Last Christmas I visited Sydney for a few days on personal business. I had been reticent to set foot in the city and as I had not actually ventured further than the airport for some 20 or more years it was a strange experience. I live in Canberra which is many times smaller than Sydney and as I suspected, I was utterly overwhelmed when I arrived in the seaside leviathan that is the largest city in Australia.
The absolute magnitude of the number and density of human beings was really very unsettling. The travel by car through the city was an experience perforated with aggressive drivers and garish billboards. I had a pleasant Christmas Day train and ferry trip to Darling Harbour which calmed my nerves a bit.

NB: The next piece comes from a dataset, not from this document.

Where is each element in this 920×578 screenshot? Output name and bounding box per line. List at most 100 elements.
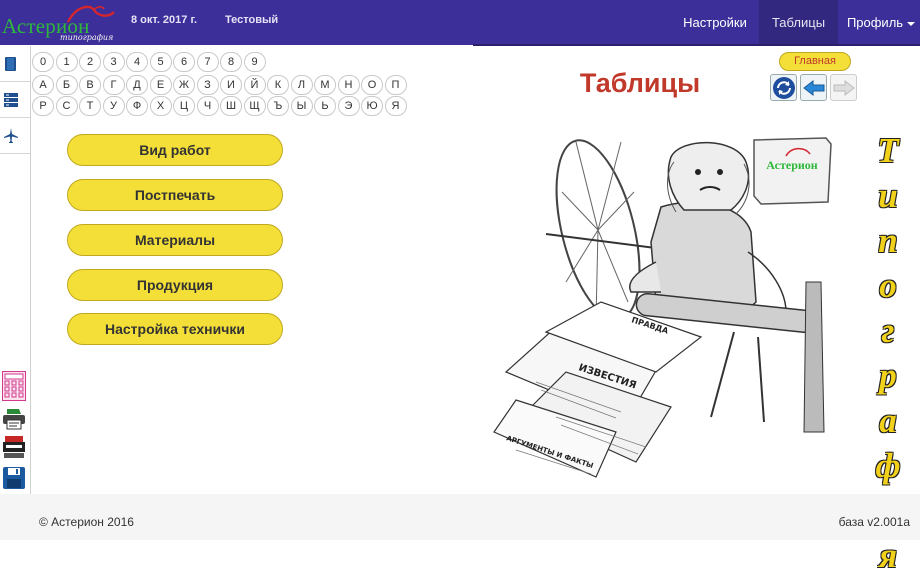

Large cities are so vast and positively swarming with humanity that I can understand how it is that people living in them learn to shut out all but the vital information they require to survive. After a few days I even found myself beginning to shut out people and events around me as though this were a necessary human cognitive filtering function designed to allow one to cope with the stress of a flood of information and images, people and places.

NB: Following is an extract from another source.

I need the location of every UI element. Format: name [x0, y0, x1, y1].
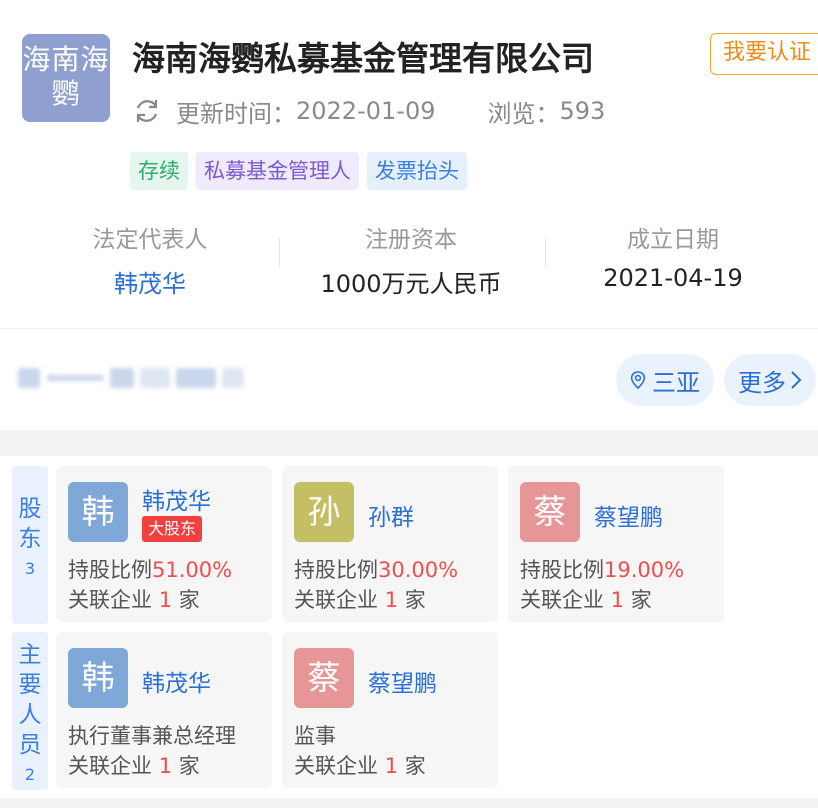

My final observation is that the part of Western Sydney I was staying in resembled a Middle Eastern country (by virtue of the large number of Islamic people there) and the central CBD of Sydney resembled an Asian capital (by virtue of the huge numbers of Asian people there). I saw the most exquisitely attractive Japanese woman standing on a street in the CBD. This is perhaps the after-image that I choose to remember of my few days surviving Sydney.